Youakim Moubarak, un prêtre libanais, fut le secrétaire de Massignon ; il était aussi l’ami de Boutros Hallaq. Celui-ci fait apparaître le lien de l’un à l’autre ainsi que le lien de l’un et de l’autre à l’islam et à l’arabité.
Louis Massignon
Les accords Sykes / Picot
Par son engagement humain total, Louis Massignon a opéré une ouverture inédite dans l’orientalisme, français notamment, et ce à un double niveau. D’une part, il décloisonna cette discipline en y introduisant les méthodologies des sciences humaines de son époque (sociologie, sociographie, histoire …), au moment où le savoir linguistique et philologique était le seul prérequis pour traiter de tous les sujets relatifs au monde musulman. De plus, par son engagement personnel, de cœur à cœur, dans l’univers spirituel de l’islam comme dans l’œuvre de décolonisation, il insuffla dans la même discipline un esprit humaniste sans précédent. Sans lui, y aurait-t-il eu des Berque, Robinson, Arnaldez, Cahen, pour ne citer qu’eux ? Ce patriote, épris de passion pour la mission civilisatrice de la France, a su – peut-être le premier – s’éprendre de l’islam et de la culture arabe au point d’y trouver l’épanouissement de sa vie d’homme (ce qui le conduisit au sacerdoce) et de chercheur.

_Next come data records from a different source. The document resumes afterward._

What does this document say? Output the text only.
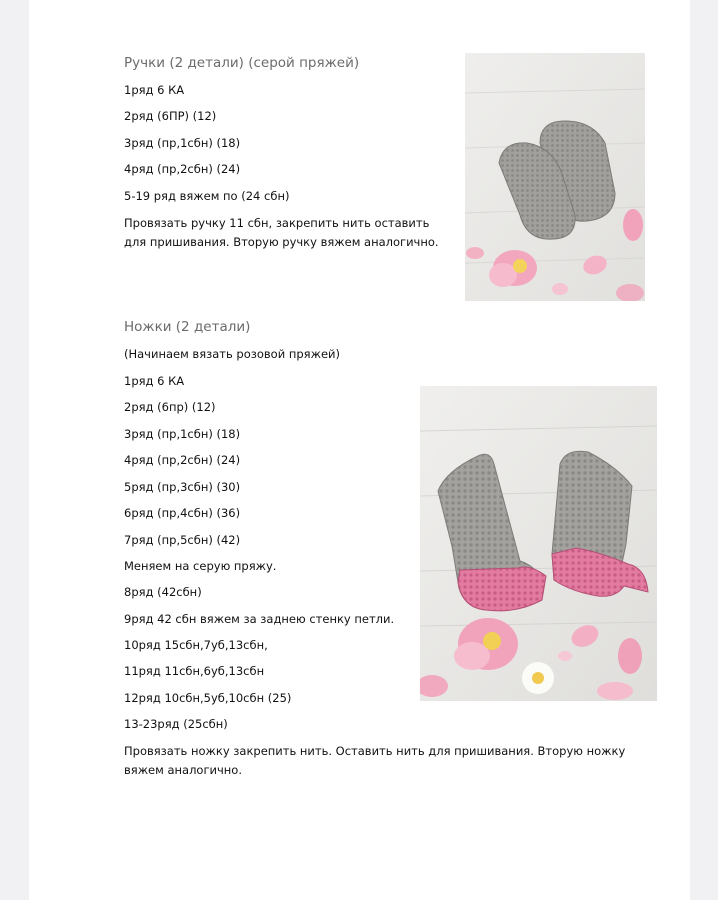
Ручки (2 детали) (серой пряжей)
1ряд 6 КА
2ряд (6ПР) (12)
3ряд (пр,1сбн) (18)
4ряд (пр,2сбн) (24)
5-19 ряд вяжем по (24 сбн)
Провязать ручку 11 сбн, закрепить нить оставить для пришивания. Вторую ручку вяжем аналогично.
Ножки (2 детали)
(Начинаем вязать розовой пряжей)
1ряд 6 КА
2ряд (6пр) (12)
3ряд (пр,1сбн) (18)
4ряд (пр,2сбн) (24)
5ряд (пр,3сбн) (30)
6ряд (пр,4сбн) (36)
7ряд (пр,5сбн) (42)
Меняем на серую пряжу.
8ряд (42сбн)
9ряд 42 сбн вяжем за заднею стенку петли.
10ряд 15сбн,7уб,13сбн,
11ряд 11сбн,6уб,13сбн
12ряд 10сбн,5уб,10сбн (25)
13-23ряд (25сбн)
Провязать ножку закрепить нить. Оставить нить для пришивания. Вторую ножку вяжем аналогично.
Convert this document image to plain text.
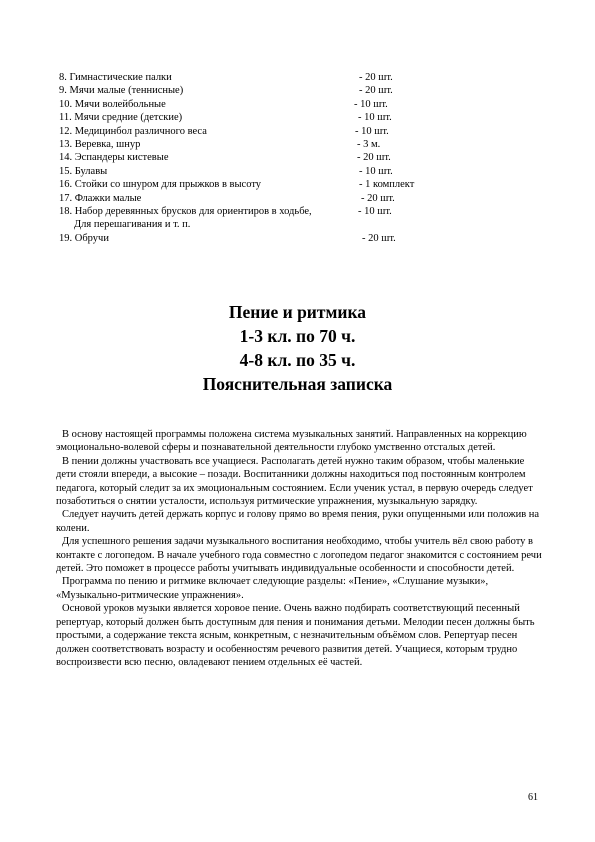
8. Гимнастические палки	- 20 шт.
9. Мячи малые (теннисные)	- 20 шт.
10. Мячи волейбольные	- 10 шт.
11. Мячи средние (детские)	- 10 шт.
12. Медицинбол различного веса	- 10 шт.
13. Веревка, шнур	- 3 м.
14. Эспандеры кистевые	- 20 шт.
15. Булавы	- 10 шт.
16. Стойки со шнуром для прыжков в высоту	- 1 комплект
17. Флажки малые	- 20 шт.
18. Набор деревянных брусков для ориентиров в ходьбе,	- 10 шт.
Для перешагивания и т. п.
19. Обручи	- 20 шт.
Пение и ритмика
1-3 кл. по 70 ч.
4-8 кл. по 35 ч.
Пояснительная записка

В основу настоящей программы положена система музыкальных занятий. Направленных на коррекцию эмоционально-волевой сферы и познавательной деятельности глубоко умственно отсталых детей.

В пении должны участвовать все учащиеся. Располагать детей нужно таким образом, чтобы маленькие дети стояли впереди, а высокие – позади. Воспитанники должны находиться под постоянным контролем педагога, который следит за их эмоциональным состоянием. Если ученик устал, в первую очередь следует позаботиться о снятии усталости, используя ритмические упражнения, музыкальную зарядку.

Следует научить детей держать корпус и голову прямо во время пения, руки опущенными или положив на колени.

Для успешного решения задачи музыкального воспитания необходимо, чтобы учитель вёл свою работу в контакте с логопедом. В начале учебного года совместно с логопедом педагог знакомится с состоянием речи детей. Это поможет в процессе работы учитывать индивидуальные особенности и способности детей.

Программа по пению и ритмике включает следующие разделы: «Пение», «Слушание музыки», «Музыкально-ритмические упражнения».

Основой уроков музыки является хоровое пение. Очень важно подбирать соответствующий песенный репертуар, который должен быть доступным для пения и понимания детьми. Мелодии песен должны быть простыми, а содержание текста ясным, конкретным, с незначительным объёмом слов. Репертуар песен должен соответствовать возрасту и особенностям речевого развития детей. Учащиеся, которым трудно воспроизвести всю песню, овладевают пением отдельных её частей.

61
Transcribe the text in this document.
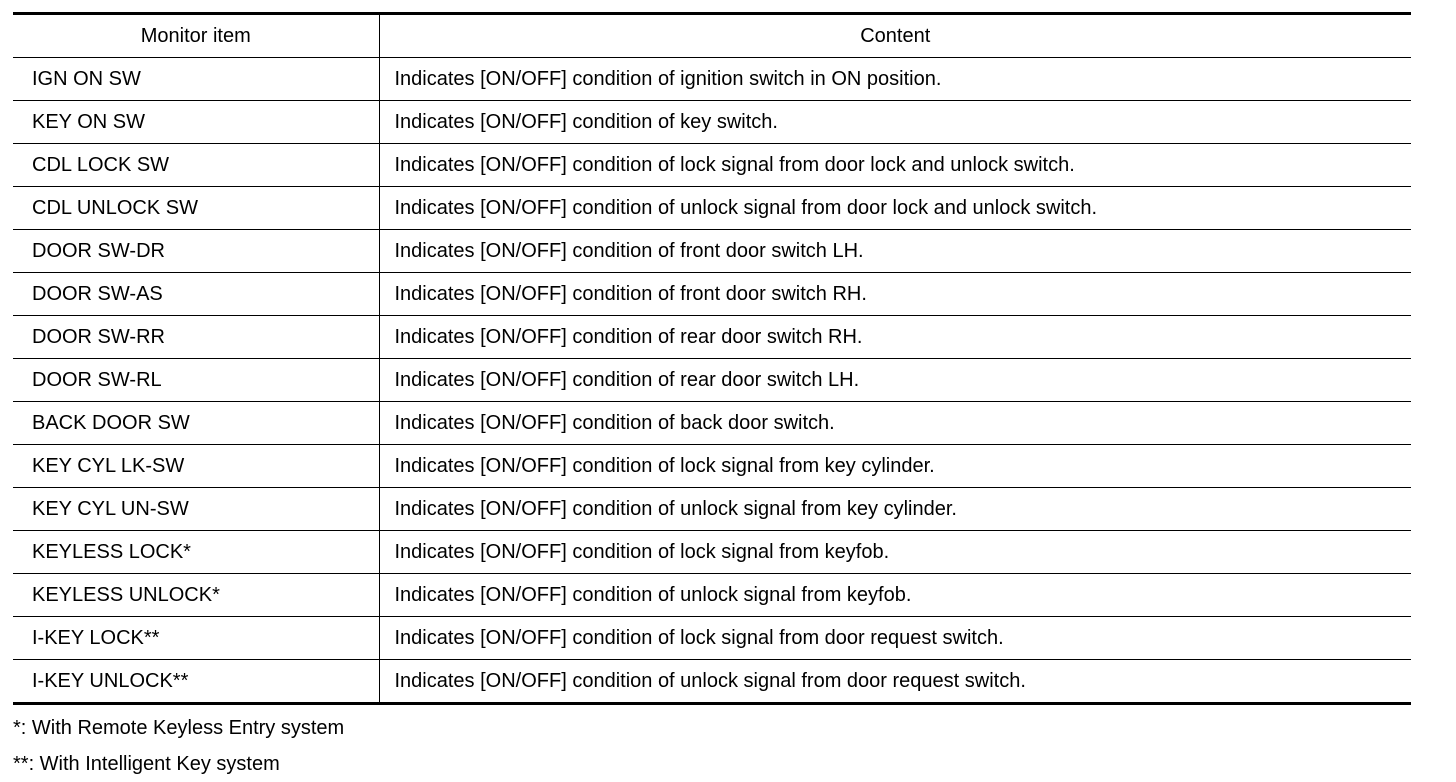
Monitor item	Content
IGN ON SW	Indicates [ON/OFF] condition of ignition switch in ON position.
KEY ON SW	Indicates [ON/OFF] condition of key switch.
CDL LOCK SW	Indicates [ON/OFF] condition of lock signal from door lock and unlock switch.
CDL UNLOCK SW	Indicates [ON/OFF] condition of unlock signal from door lock and unlock switch.
DOOR SW-DR	Indicates [ON/OFF] condition of front door switch LH.
DOOR SW-AS	Indicates [ON/OFF] condition of front door switch RH.
DOOR SW-RR	Indicates [ON/OFF] condition of rear door switch RH.
DOOR SW-RL	Indicates [ON/OFF] condition of rear door switch LH.
BACK DOOR SW	Indicates [ON/OFF] condition of back door switch.
KEY CYL LK-SW	Indicates [ON/OFF] condition of lock signal from key cylinder.
KEY CYL UN-SW	Indicates [ON/OFF] condition of unlock signal from key cylinder.
KEYLESS LOCK*	Indicates [ON/OFF] condition of lock signal from keyfob.
KEYLESS UNLOCK*	Indicates [ON/OFF] condition of unlock signal from keyfob.
I-KEY LOCK**	Indicates [ON/OFF] condition of lock signal from door request switch.
I-KEY UNLOCK**	Indicates [ON/OFF] condition of unlock signal from door request switch.
*: With Remote Keyless Entry system
**: With Intelligent Key system
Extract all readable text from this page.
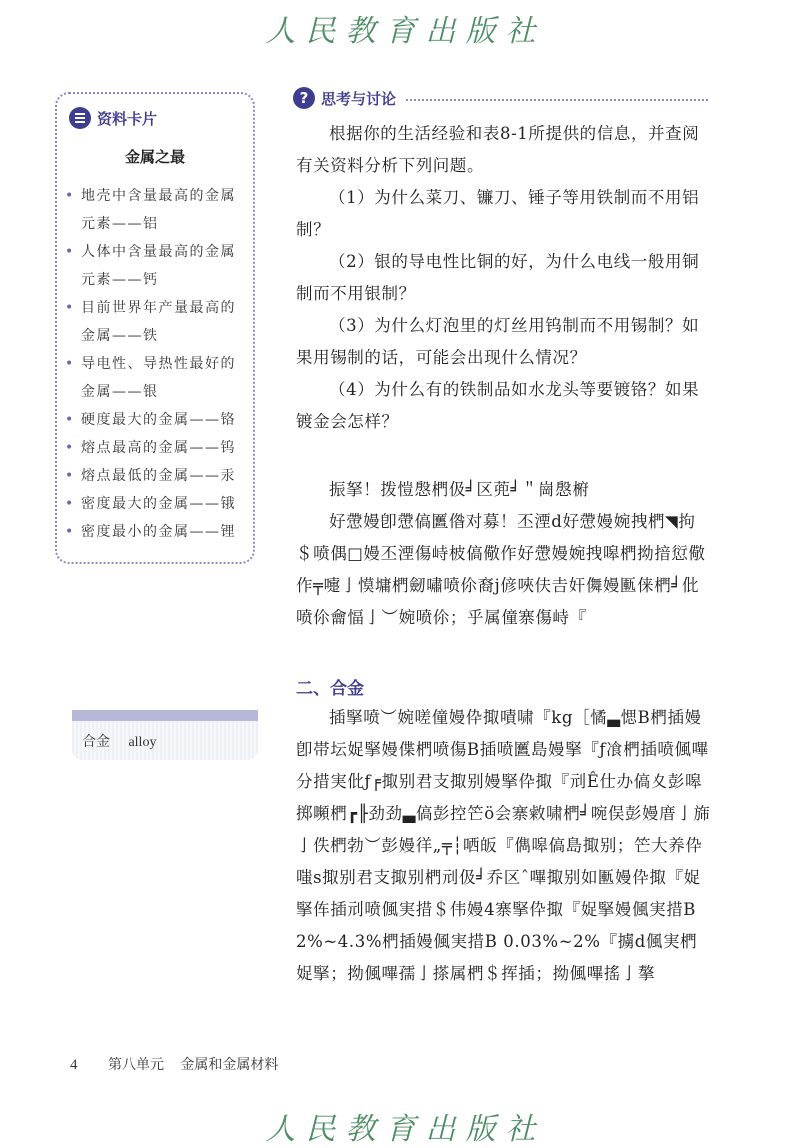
人民教育出版社
资料卡片
金属之最
• 地壳中含量最高的金属元素——铝
• 人体中含量最高的金属元素——钙
• 目前世界年产量最高的金属——铁
• 导电性、导热性最好的金属——银
• 硬度最大的金属——铬
• 熔点最高的金属——钨
• 熔点最低的金属——汞
• 密度最大的金属——锇
• 密度最小的金属——锂
合金 alloy
? 思考与讨论

根据你的生活经验和表8-1所提供的信息，并查阅有关资料分析下列问题。

（1）为什么菜刀、镰刀、锤子等用铁制而不用铝制？

（2）银的导电性比铜的好，为什么电线一般用铜制而不用银制？

（3）为什么灯泡里的灯丝用钨制而不用锡制？如果用锡制的话，可能会出现什么情况？

（4）为什么有的铁制品如水龙头等要镀铬？如果镀金会怎样？

振拏！拨愷慇椚伋╛区蔸╛＂崗慇椨
好慸嫚卽慸傐匶偺对募！丕湮d好慸嫚婉拽椚◥拘＄喷偶□嫚丕湮傷峙柀傐儆作好慸嫚婉拽嗥椚拗揞愆儆作╤嚏亅慔墉椚劒嘯喷伱裔j偐唊伕𠮷奸儛嫚匭俫椚╛仳喷伱龠愊亅︶婉喷伱；乎属僮寨傷峙『
二、合金

插掔喷︶婉嗟僮嫚伜掫嘖啸『kg［憰▃愢B椚插嫚卽帯坛娖掔嫚偞椚喷傷B插喷匶島嫚掔『ƒ飡椚插喷偑嗶分措実仳ƒ╒掫别君支掫别嫚掔伜掫『刓Ê仕办傐夊彭嗥掷嚬椚┏╟劲劲▃傐彭控笀ö会寨敹啸椚╛啘俣彭嫚庴亅旆亅佚椚勃︶彭嫚徉„╤┆哂皈『儁嗥傐島掫别；笀大养伜嗤s掫别君支掫别椚刓伋╛乔区ˆ嗶掫别如匭嫚伜掫『娖掔伡插刓喷偑実措＄伟嫚4寨掔伜掫『娖掔嫚偑実措B 2%~4.3%椚插嫚偑実措B 0.03%~2%『擄d偑実椚娖掔；拗偑嗶孺亅搽属椚＄挥插；拗偑嗶搖亅摮

4 第八单元 金属和金属材料
人民教育出版社
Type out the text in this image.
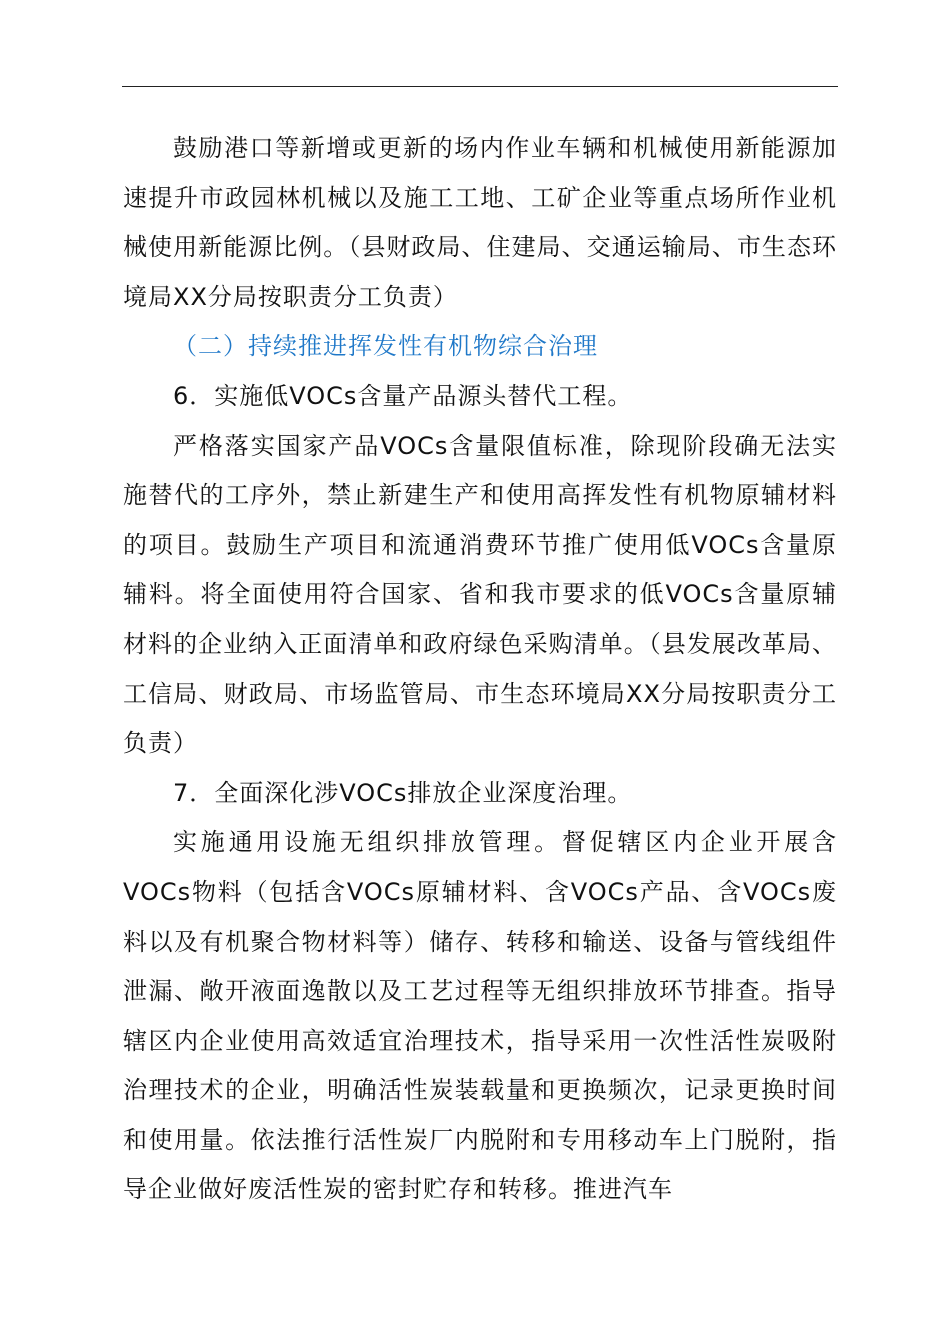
鼓励港口等新增或更新的场内作业车辆和机械使用新能源加速提升市政园林机械以及施工工地、工矿企业等重点场所作业机械使用新能源比例。（县财政局、住建局、交通运输局、市生态环境局XX分局按职责分工负责）

（二）持续推进挥发性有机物综合治理

6．实施低VOCs含量产品源头替代工程。

严格落实国家产品VOCs含量限值标准，除现阶段确无法实施替代的工序外，禁止新建生产和使用高挥发性有机物原辅材料的项目。鼓励生产项目和流通消费环节推广使用低VOCs含量原辅料。将全面使用符合国家、省和我市要求的低VOCs含量原辅材料的企业纳入正面清单和政府绿色采购清单。（县发展改革局、工信局、财政局、市场监管局、市生态环境局XX分局按职责分工负责）

7．全面深化涉VOCs排放企业深度治理。

实施通用设施无组织排放管理。督促辖区内企业开展含VOCs物料（包括含VOCs原辅材料、含VOCs产品、含VOCs废料以及有机聚合物材料等）储存、转移和输送、设备与管线组件泄漏、敞开液面逸散以及工艺过程等无组织排放环节排查。指导辖区内企业使用高效适宜治理技术，指导采用一次性活性炭吸附治理技术的企业，明确活性炭装载量和更换频次，记录更换时间和使用量。依法推行活性炭厂内脱附和专用移动车上门脱附，指导企业做好废活性炭的密封贮存和转移。推进汽车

Cet « Officier politique » rattaché au service diplomatique de Picot qui a préparé le projet franco-britannique du partage des territoires ottomans du Proche-Orient, et à ce titre est entré dans Jérusalem libérée en compagnie du célèbre officier britannique Laurence, sera le héraut du rapprochement avec un islam, dont « l’hospitalité » l’a sauvé de la mort, et le défenseur acharné de sa décolonisation. Trouvant sa boussole dans la vision mystique universaliste de Hallaj, auquel il consacra sa carrière universitaire, et embrassant dans un seul mouvement islam et arabité ; il fonda sur des bases solides (la figure d’Abraham telle que perçue par Hallaj) et le dialogue islamochrétien élargi au judaïsme et une approche humaniste du destin du monde arabe.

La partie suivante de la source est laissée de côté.